With contingent labor comprising 15% of the average company’s workforce — and as much as 50% at some companies — it is usually the starting point when a company seeks to cut costs. When companies still require resources to get projects done, they will seek to cut those costs via pay- and bill-rate reductions. However, changing economic trends — unemployment rates at pre-recession lows, a strong stock market and federal policies that encourage independent contractor status —have swung the market into the talent’s favor.

The demand for skills and expertise especially in some key competitive areas has managers pulling their hair out. In fact, the candidate shortage is affecting roles at all skill levels, from light industrial and call center to more professional skill sets such as IT and creative and marketing. Program offices, expected to deliver this talent, are putting more pressure on their suppliers to deliver. And those suppliers may be using subcontractors.

Subcontractor relationships are not new. Before the visibility brought by VMS technology, some resources I had engaged through my program were four layers removed — or more — from my “preferred supplier.” At the time, we weren’t as aware as we are now of the risk these relationships could pose. Now, with supplier agreements, VMS data, and requirements that are asked of preferred suppliers one might assume the use of subcontractors would be a thing of the past. But no. With increasing demand on preferred suppliers to deliver candidates and program managers holding them to their SLAs and KPIs, we are hearing more and more of resources being multiple layers away from the preferred supplier. But with those SLAs and KPIs, does it really matter? Yes. Here’s why.

Legal. The preferred supplier may not have a legal agreement in place with the subcontractor or if it does, the agreement may not include all the language, indemnification and insurance requirements that you require of your preferred suppliers.

Cost. Each vendor layer is charging a fee for the resource. This affects not only what you as a buyer are paying, but the contingent worker is affected financially as well. Every supplier layer effectively reduces the worker’s pay. There is also an added risk with payment. Although you as the buyer may have a very defined process (usually within the VMS for timecard submittal, approval and payment), remember that payment goes to the preferred supplier. Every other layer must be paid timely for the contingent worker to get paid. I have heard stories of contingent workers threatening to leave because they have not been paid, only for the CW program office to learn then of the sub-vendor relationships. This is not when you want to find this out.

Status. Another concern that has become more prevalent with the Trump administration is that of H-1B visa holders. With the increased scrutiny of these resources, you could find your program and your organization at risk of losing some critical talent. Do you know your vulnerability based on reliance on these workers? If some of your resources are actually provided by subcontractors, you may be more reliant on H-1Bs than you think.

Brushing Up

Now that the employment headwinds are less in your favor, it’s a good time to brush up on your program’s situation. Check your agreements for any language that prohibits subcontracting — or if not, does it specify how many “layers” are permissible? If there is no language pertaining to subcontracting at all, this might be something that you would want to consider adding.

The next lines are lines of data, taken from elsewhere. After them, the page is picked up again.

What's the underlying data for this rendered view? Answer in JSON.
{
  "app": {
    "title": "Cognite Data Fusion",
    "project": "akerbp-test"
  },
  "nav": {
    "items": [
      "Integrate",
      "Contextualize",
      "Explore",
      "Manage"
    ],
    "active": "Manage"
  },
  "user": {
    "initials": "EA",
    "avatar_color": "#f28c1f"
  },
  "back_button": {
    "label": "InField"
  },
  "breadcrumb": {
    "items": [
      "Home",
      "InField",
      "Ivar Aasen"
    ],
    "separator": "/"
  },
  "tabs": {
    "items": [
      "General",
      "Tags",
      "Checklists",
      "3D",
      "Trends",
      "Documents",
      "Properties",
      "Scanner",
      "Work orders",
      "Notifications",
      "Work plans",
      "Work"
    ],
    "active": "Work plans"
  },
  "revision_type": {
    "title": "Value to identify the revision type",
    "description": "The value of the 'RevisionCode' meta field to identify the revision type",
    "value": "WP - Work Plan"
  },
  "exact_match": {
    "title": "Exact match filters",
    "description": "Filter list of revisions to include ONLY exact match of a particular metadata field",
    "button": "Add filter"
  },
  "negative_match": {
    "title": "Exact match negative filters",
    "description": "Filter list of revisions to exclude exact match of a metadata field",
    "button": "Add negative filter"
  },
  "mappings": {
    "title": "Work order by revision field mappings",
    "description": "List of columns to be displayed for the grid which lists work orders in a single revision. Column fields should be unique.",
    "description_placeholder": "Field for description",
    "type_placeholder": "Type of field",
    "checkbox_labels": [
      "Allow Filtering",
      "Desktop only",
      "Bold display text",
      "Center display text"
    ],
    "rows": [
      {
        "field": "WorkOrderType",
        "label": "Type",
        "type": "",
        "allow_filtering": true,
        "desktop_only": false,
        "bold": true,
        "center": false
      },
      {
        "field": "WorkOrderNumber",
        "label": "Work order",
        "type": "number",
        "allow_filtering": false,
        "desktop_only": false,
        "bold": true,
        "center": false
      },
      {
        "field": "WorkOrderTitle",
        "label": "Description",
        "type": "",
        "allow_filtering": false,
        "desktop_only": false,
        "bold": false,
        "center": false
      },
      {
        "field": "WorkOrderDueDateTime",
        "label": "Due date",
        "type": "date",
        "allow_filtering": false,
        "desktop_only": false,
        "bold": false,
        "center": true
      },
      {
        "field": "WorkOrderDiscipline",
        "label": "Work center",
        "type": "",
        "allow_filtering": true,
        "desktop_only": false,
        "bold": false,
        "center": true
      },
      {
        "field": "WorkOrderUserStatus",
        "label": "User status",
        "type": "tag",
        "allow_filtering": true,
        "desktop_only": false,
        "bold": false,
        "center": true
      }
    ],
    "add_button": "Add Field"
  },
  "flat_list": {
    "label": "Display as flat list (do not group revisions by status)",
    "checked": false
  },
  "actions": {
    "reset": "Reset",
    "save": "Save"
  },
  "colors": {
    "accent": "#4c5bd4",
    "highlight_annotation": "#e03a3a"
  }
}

If subcontracting is addressed, you need to be aware whether your suppliers have adhered to it. If you have an MSP partner, have them audit the suppliers or if you are an internal program, conduct your own. If the number of suppliers is too overwhelming, conduct a spot audit to determine whether you need to conduct a more thorough one.

Rogue subcontracting. If you identify any unapproved subcontractors, what you do will depend on your agreement as well the repercussions of disrupting the work being done. Upholding any penalties will send a message to other suppliers in the program. In lieu of financial penalties, you might preclude the supplier from bidding on any new requisitions for a certain period of time. Or you may just use this as an educational process and remind your suppliers that this is not an acceptable practice.

Taking the time to understand if your program has any of this risk is critical both for the organization and the contingent workers.